On dive 65 (eighth in the Nekton series), on 23 January 1960, Trieste reached the ocean floor in the Challenger Deep (the deepest southern part of the Mariana Trench), carrying Jacques Piccard (son of the boat's designer Auguste Piccard) and Lieutenant Don Walsh, USN. This was the first time a vessel, crewed or uncrewed, had reached the deepest point in the Earth's oceans. The onboard systems indicated a depth of 11521 m, although this was later revised to 10916 m and more accurate measurements made in 1995 have found the Challenger Deep to be slightly shallower, at 10911 m.

The descent to the ocean floor took 4 hours and 48 minutes at a descent rate of 0.914 m/s. After passing 9000 m one of the outer Plexiglas window panes cracked, shaking the entire vessel. The two men spent barely twenty minutes at the ocean floor, eating chocolate bars to keep their strength. The temperature in the cabin was a mere 7 C at the time. While on the bottom at maximum depth, Piccard and Walsh unexpectedly regained the ability to communicate with Wandank using a sonar/hydrophone voice communications system.
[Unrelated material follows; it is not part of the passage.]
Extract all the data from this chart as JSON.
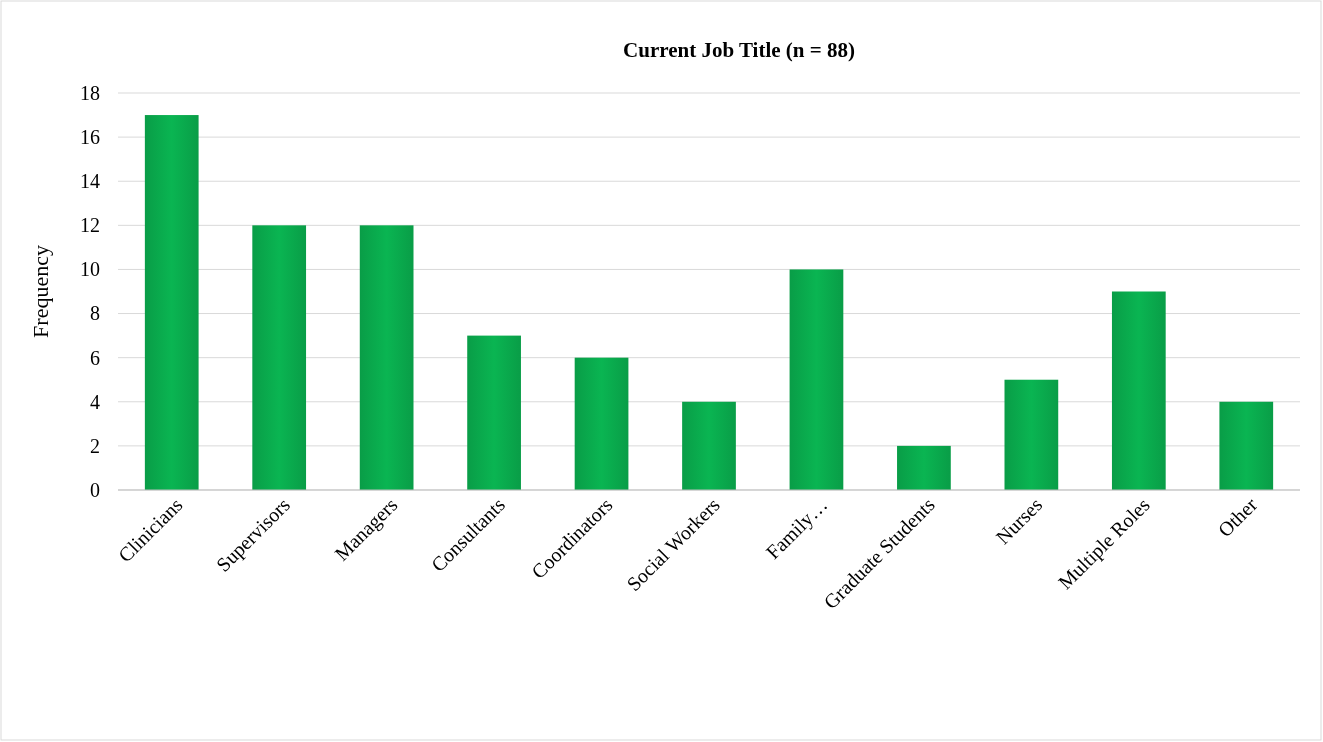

At a speed of almost 1 mi/s (about five times the speed of sound in air), it took about seven seconds for a voice message to travel from the craft to the surface ship and another seven seconds for answers to return.

While on the bottom, Piccard and Walsh reported they observed a number of small sole and flounder swimming away, indicating that at least some vertebrate life might withstand the extremes of pressure in any of the Earth's oceans. They noted that the floor of the Challenger Deep consisted of "diatomaceous ooze". The ascent to surface took three hours, fifteen minutes.

== Successor exploration programs in the Challenger Deep ==

The next crewed craft to reach the bottom of the Challenger Deep was Deepsea Challenger, on 25 March 2012. A Japanese robotic craft Kaikō reached the bottom of the Challenger Deep in 1995. The Nereus hybrid remotely operated vehicle (HROV) reached the bottom on 31 May 2009.